Bunları neden anlattığımı bilmiyorum.

Şuan kendimi çay bardağının dibinde kalan şeker gibi hissediyorum, bir boş, bir gereksiz, bir ulaşılmazlığı asaletinden değilde üşenilmesinden...

Arkadaşlar kusura bakmayın, kafasında az olan tahtaları da geçen gün okulca gittikleri ormandan bulaşan tahta kuruları kemirdi ve onlar da gitti.

Ya anlamıyorum, neden bir kerede seni kemirip almıyorlar içimden?

Ben senin hayati bir uvuzunum artık Edis, Testere misin sen de kesip atacan beni?!

Ay vant tu pıley geym nihahuha.

Hee ya he. Hayvan tu piley geym. Allah'ın testere kılıklı hızarı.

Görmezden geliyorum seni.  Bu mal söylemişken anlatayım bari. Sizde kesin merak etmişsinizdir.
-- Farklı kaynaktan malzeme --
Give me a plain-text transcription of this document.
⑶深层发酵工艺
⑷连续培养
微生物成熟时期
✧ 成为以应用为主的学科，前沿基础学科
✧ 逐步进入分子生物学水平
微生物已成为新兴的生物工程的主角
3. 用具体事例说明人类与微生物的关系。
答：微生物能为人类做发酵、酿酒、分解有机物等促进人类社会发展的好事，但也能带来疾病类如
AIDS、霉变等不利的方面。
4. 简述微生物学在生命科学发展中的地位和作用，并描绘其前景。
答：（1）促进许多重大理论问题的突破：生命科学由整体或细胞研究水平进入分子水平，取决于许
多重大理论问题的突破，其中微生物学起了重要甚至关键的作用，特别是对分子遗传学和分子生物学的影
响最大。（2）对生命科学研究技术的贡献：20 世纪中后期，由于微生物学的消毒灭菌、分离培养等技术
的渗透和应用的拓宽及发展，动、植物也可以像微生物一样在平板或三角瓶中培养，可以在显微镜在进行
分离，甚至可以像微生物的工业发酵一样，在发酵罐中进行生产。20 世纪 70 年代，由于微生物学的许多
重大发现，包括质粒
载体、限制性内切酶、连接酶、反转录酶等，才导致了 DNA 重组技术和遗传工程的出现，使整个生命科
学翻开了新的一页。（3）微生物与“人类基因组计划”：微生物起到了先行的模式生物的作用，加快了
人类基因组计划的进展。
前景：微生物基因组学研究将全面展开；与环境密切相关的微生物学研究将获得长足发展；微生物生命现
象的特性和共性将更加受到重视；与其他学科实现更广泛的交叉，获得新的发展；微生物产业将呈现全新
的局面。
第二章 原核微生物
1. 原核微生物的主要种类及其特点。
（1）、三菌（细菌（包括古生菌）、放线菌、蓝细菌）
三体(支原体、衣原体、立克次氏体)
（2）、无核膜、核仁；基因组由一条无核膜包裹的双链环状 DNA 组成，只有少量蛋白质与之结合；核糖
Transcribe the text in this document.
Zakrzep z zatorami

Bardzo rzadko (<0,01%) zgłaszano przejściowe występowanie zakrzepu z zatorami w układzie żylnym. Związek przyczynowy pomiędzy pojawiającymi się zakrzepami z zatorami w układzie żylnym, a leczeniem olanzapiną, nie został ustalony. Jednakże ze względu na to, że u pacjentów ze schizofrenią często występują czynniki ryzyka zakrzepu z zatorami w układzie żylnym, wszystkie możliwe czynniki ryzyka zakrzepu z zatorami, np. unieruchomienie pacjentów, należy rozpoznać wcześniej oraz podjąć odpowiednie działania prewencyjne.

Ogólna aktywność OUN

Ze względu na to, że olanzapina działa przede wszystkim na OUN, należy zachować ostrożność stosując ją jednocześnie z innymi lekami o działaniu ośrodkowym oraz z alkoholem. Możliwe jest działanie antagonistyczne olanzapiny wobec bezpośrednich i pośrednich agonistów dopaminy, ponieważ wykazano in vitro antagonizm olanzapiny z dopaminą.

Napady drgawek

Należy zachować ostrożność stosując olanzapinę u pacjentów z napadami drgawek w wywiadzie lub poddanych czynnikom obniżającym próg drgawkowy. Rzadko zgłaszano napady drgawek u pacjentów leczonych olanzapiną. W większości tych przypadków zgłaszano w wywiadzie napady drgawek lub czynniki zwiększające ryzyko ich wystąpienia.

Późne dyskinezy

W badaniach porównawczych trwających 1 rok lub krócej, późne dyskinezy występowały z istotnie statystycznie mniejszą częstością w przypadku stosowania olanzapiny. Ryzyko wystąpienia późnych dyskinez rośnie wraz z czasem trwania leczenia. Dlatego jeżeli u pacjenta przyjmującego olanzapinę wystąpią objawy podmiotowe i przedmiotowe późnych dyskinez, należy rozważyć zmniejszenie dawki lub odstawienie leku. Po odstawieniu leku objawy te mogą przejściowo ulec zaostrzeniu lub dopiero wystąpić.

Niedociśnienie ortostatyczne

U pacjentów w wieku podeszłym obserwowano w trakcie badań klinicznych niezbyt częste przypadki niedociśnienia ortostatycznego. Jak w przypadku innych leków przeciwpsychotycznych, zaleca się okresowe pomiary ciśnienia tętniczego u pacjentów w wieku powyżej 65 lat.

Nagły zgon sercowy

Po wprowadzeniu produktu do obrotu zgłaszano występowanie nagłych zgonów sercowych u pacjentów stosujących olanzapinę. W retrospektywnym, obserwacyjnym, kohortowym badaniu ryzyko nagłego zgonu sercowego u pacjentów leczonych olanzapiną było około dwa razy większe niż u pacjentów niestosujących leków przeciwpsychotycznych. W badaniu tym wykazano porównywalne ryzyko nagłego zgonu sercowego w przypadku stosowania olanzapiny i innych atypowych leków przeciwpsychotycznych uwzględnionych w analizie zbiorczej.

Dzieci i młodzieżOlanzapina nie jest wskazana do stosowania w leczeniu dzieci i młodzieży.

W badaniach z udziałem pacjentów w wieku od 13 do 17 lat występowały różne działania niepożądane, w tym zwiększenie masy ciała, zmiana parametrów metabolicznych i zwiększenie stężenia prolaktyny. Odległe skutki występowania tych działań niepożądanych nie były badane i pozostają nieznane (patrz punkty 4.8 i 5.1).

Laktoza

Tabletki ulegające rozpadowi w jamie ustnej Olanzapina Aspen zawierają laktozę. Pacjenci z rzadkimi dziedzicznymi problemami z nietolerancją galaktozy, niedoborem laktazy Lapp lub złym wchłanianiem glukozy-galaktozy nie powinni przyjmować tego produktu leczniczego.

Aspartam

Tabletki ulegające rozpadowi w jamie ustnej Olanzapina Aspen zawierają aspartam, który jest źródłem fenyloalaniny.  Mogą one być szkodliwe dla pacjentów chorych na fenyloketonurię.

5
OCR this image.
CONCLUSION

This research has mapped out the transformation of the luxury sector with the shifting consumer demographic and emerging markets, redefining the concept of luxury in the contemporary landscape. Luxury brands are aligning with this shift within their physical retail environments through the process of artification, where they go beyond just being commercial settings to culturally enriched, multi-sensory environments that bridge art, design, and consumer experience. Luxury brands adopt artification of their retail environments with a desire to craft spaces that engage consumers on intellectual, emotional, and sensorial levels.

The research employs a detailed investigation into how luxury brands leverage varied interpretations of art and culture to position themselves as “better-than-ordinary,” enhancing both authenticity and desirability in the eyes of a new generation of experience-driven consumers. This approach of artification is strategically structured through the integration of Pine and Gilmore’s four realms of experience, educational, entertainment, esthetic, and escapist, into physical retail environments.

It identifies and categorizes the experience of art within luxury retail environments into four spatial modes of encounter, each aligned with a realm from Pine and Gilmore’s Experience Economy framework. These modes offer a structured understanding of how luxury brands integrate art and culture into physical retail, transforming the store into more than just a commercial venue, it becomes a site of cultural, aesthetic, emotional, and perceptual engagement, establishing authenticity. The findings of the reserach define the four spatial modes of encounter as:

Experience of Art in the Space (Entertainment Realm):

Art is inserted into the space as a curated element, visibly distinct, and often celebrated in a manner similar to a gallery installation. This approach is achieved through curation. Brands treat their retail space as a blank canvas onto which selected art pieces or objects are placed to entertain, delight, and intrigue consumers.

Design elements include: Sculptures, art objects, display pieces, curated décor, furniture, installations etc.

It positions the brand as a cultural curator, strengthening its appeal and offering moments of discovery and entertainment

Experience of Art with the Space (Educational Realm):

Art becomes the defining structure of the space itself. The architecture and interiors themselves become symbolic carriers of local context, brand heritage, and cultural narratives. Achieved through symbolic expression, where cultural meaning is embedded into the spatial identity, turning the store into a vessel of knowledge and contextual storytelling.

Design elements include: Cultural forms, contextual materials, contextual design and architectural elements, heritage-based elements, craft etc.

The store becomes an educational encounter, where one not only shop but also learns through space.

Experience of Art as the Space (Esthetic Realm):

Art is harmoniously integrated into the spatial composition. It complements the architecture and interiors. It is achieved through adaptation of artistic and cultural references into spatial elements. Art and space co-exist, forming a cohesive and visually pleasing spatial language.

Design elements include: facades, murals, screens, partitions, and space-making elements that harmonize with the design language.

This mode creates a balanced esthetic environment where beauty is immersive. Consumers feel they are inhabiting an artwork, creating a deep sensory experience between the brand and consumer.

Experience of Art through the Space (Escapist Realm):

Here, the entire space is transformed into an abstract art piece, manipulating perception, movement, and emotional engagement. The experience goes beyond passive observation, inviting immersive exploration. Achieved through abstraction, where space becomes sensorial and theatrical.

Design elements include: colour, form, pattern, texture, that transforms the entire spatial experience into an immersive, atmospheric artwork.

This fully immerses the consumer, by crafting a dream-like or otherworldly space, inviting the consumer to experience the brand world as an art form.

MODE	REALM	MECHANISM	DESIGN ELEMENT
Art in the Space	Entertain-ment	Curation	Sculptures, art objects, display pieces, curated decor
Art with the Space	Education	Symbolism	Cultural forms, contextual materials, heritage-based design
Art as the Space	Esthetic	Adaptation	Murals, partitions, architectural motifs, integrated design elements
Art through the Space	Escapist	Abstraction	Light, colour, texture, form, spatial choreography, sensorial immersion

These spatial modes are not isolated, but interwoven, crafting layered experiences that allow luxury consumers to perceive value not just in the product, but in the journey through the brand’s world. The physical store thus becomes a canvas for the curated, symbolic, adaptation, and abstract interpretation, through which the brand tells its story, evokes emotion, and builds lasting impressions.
Geçen gün yaptığımız bir 'genel deneme'nin ilk otuzu olarak üç günlük kampa ormana gittik. İki arabayı dolduracak şekilde ayarlamıştık. Tabi bizimki gibi müdür yardımcısı olan bir okulun geziye giden servislerinin karma olduğunu düşünmüyorsunuz herhalde? Kızlar ve erkekler tahmin edebileceğiniz gibi ayrı ayrı servistelerdi, ve nasıl olduğunu anlamadan bir anda iki servis arasında bir kapışma başladı. Yanlış anlamayın, hızlı olma kapışması değil,  o zaten doğal olan birşey.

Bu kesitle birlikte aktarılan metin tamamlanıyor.